Tous les gouvernements occidentaux ont adopté cette voie d’austérité. La Grèce, mais aussi l’Espagne, l’Italie, le Royaume-Uni, la France, l’Allemagne et le Québec y sont bien engagés. Rétablir les finances publiques par la réduction des dépenses et l’augmentation des taxes et des tarifs (le principe de l’utilisateur payeur) sont les mots d’ordre. Cependant, il ne faudrait surtout pas réaliser le retour à l’équilibre par des augmentations des impôts sur les revenus des particuliers et des entreprises. Le cas de la Californie représente bien les conséquences de ces politiques de rigueur dont Stephen Harper s’est fait l’apôtre pour le prochain G8-G20. Privé de recettes fiscales suffisantes, l’État d’Arnold Schwarzenegger doit encore une fois se serrer la ceinture pour réduire son déficit de plus de 19 milliards. Les budgets sociaux, déjà bien malmenés, seront encore amoindris.
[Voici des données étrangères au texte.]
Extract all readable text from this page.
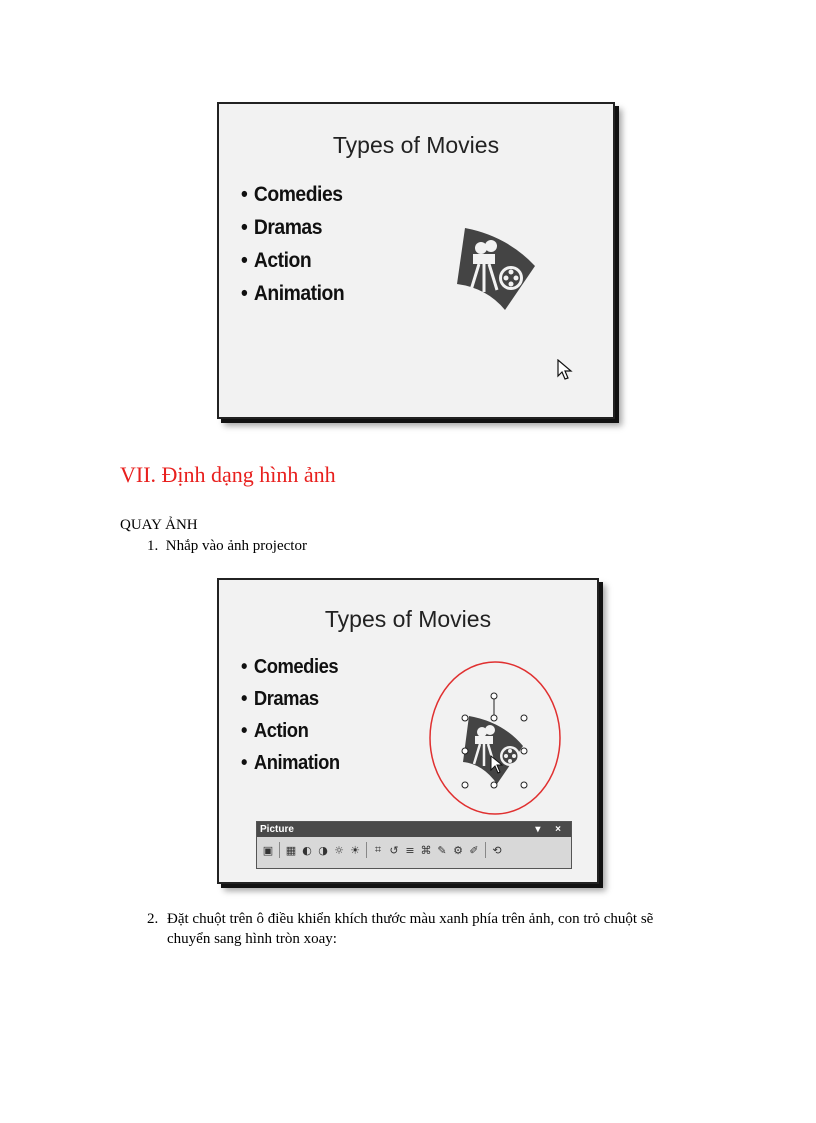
Types of Movies
• Comedies
• Dramas
• Action
• Animation
VII. Định dạng hình ảnh
QUAY ẢNH
1.  Nhắp vào ảnh projector
Types of Movies
• Comedies
• Dramas
• Action
• Animation
Picture	▾ ×
▣ ▦ ◐ ◑ ☼ ☀	⌗ ↺ ≡ ⌘ ✎ ⚙ ✐ ⟲
2. Đặt chuột trên ô điều khiển khích thước màu xanh phía trên ảnh, con trỏ chuột sẽ
chuyển sang hình tròn xoay:
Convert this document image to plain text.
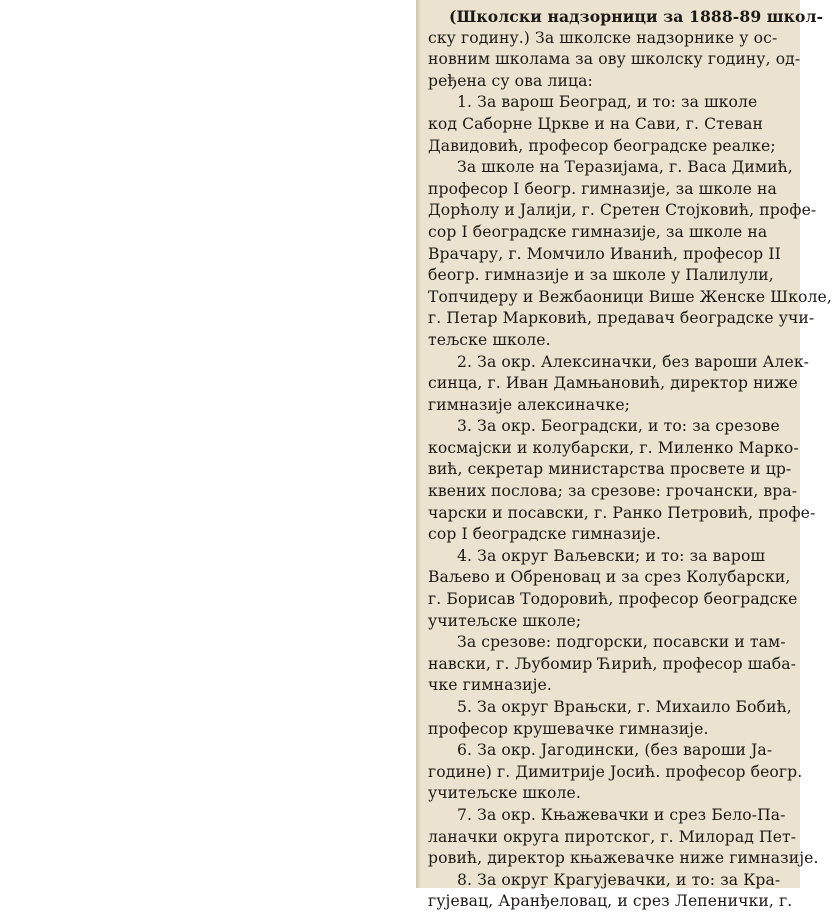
(Школски надзорници за 1888-89 школ-

ску годину.) За школске надзорнике у ос-

новним школама за ову школску годину, од-

ређена су ова лица:

1. За варош Београд, и то: за школе

код Саборне Цркве и на Сави, г. Стеван

Давидовић, професор београдске реалке;

За школе на Теразијама, г. Васа Димић,

професор I беогр. гимназије, за школе на

Дорћолу и Јалији, г. Сретен Стојковић, профе-

сор I београдске гимназије, за школе на

Врачару, г. Момчило Иванић, професор II

беогр. гимназије и за школе у Палилули,

Топчидеру и Вежбаоници Више Женске Школе,

г. Петар Марковић, предавач београдске учи-

тељске школе.

2. За окр. Алексиначки, без вароши Алек-

синца, г. Иван Дамњановић, директор ниже

гимназије алексиначке;

3. За окр. Београдски, и то: за срезове

космајски и колубарски, г. Миленко Марко-

вић, секретар министарства просвете и цр-

квених послова; за срезове: грочански, вра-

чарски и посавски, г. Ранко Петровић, профе-

сор I београдске гимназије.

4. За округ Ваљевски; и то: за варош

Ваљево и Обреновац и за срез Колубарски,

г. Борисав Тодоровић, професор београдске

учитељске школе;

За срезове: подгорски, посавски и там-

навски, г. Љубомир Ћирић, професор шаба-

чке гимназије.

5. За округ Врањски, г. Михаило Бобић,

професор крушевачке гимназије.

6. За окр. Јагодински, (без вароши Ја-

године) г. Димитрије Јосић. професор беогр.

учитељске школе.

7. За окр. Књажевачки и срез Бело-Па-

ланачки округа пиротског, г. Милорад Пет-

ровић, директор књажевачке ниже гимназије.

8. За округ Крагујевачки, и то: за Кра-

гујевац, Аранђеловац, и срез Лепенички, г.
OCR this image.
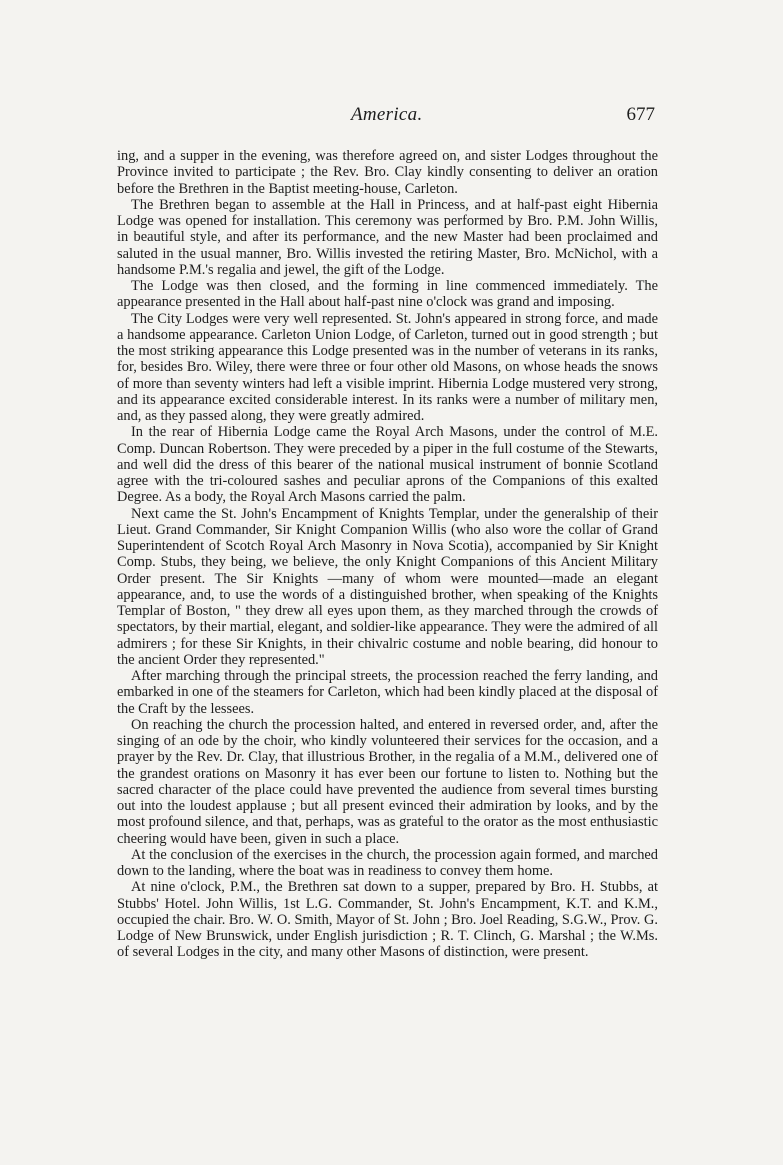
America.	677

ing, and a supper in the evening, was therefore agreed on, and sister Lodges throughout the Province invited to participate ; the Rev. Bro. Clay kindly consenting to deliver an oration before the Brethren in the Baptist meeting-house, Carleton.

The Brethren began to assemble at the Hall in Princess, and at half-past eight Hibernia Lodge was opened for installation. This ceremony was performed by Bro. P.M. John Willis, in beautiful style, and after its performance, and the new Master had been proclaimed and saluted in the usual manner, Bro. Willis invested the retiring Master, Bro. McNichol, with a handsome P.M.'s regalia and jewel, the gift of the Lodge.

The Lodge was then closed, and the forming in line commenced immediately. The appearance presented in the Hall about half-past nine o'clock was grand and imposing.

The City Lodges were very well represented. St. John's appeared in strong force, and made a handsome appearance. Carleton Union Lodge, of Carleton, turned out in good strength ; but the most striking appearance this Lodge presented was in the number of veterans in its ranks, for, besides Bro. Wiley, there were three or four other old Masons, on whose heads the snows of more than seventy winters had left a visible imprint. Hibernia Lodge mustered very strong, and its appearance excited considerable interest. In its ranks were a number of military men, and, as they passed along, they were greatly admired.

In the rear of Hibernia Lodge came the Royal Arch Masons, under the control of M.E. Comp. Duncan Robertson. They were preceded by a piper in the full costume of the Stewarts, and well did the dress of this bearer of the national musical instrument of bonnie Scotland agree with the tri-coloured sashes and peculiar aprons of the Companions of this exalted Degree. As a body, the Royal Arch Masons carried the palm.

Next came the St. John's Encampment of Knights Templar, under the generalship of their Lieut. Grand Commander, Sir Knight Companion Willis (who also wore the collar of Grand Superintendent of Scotch Royal Arch Masonry in Nova Scotia), accompanied by Sir Knight Comp. Stubs, they being, we believe, the only Knight Companions of this Ancient Military Order present. The Sir Knights —many of whom were mounted—made an elegant appearance, and, to use the words of a distinguished brother, when speaking of the Knights Templar of Boston, " they drew all eyes upon them, as they marched through the crowds of spectators, by their martial, elegant, and soldier-like appearance. They were the admired of all admirers ; for these Sir Knights, in their chivalric costume and noble bearing, did honour to the ancient Order they represented."

After marching through the principal streets, the procession reached the ferry landing, and embarked in one of the steamers for Carleton, which had been kindly placed at the disposal of the Craft by the lessees.

On reaching the church the procession halted, and entered in reversed order, and, after the singing of an ode by the choir, who kindly volunteered their services for the occasion, and a prayer by the Rev. Dr. Clay, that illustrious Brother, in the regalia of a M.M., delivered one of the grandest orations on Masonry it has ever been our fortune to listen to. Nothing but the sacred character of the place could have prevented the audience from several times bursting out into the loudest applause ; but all present evinced their admiration by looks, and by the most profound silence, and that, perhaps, was as grateful to the orator as the most enthusiastic cheering would have been, given in such a place.

At the conclusion of the exercises in the church, the procession again formed, and marched down to the landing, where the boat was in readiness to convey them home.

At nine o'clock, P.M., the Brethren sat down to a supper, prepared by Bro. H. Stubbs, at Stubbs' Hotel. John Willis, 1st L.G. Commander, St. John's Encampment, K.T. and K.M., occupied the chair. Bro. W. O. Smith, Mayor of St. John ; Bro. Joel Reading, S.G.W., Prov. G. Lodge of New Brunswick, under English jurisdiction ; R. T. Clinch, G. Marshal ; the W.Ms. of several Lodges in the city, and many other Masons of distinction, were present.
Le prochain front sera celui des régimes de retraites. Déjà dans le secteur privé, les régimes à cotisation déterminée remplacent de plus en plus les régimes à prestation déterminée. Les régimes à cotisation déterminée permettent de reporter les risques des placements aux cotisants : les revenus de retraites varieront en fonction des rendements obtenus. Des mauvais placements donneront de mauvaises prestations de retraite. Dans les régimes à prestation déterminée les risques sont à la charge de l’employeur. En cas de déficit de la caisse de retraite, l’employeur doit combler le déficit, les travailleurs sont assurés d’obtenir la prestation prévue.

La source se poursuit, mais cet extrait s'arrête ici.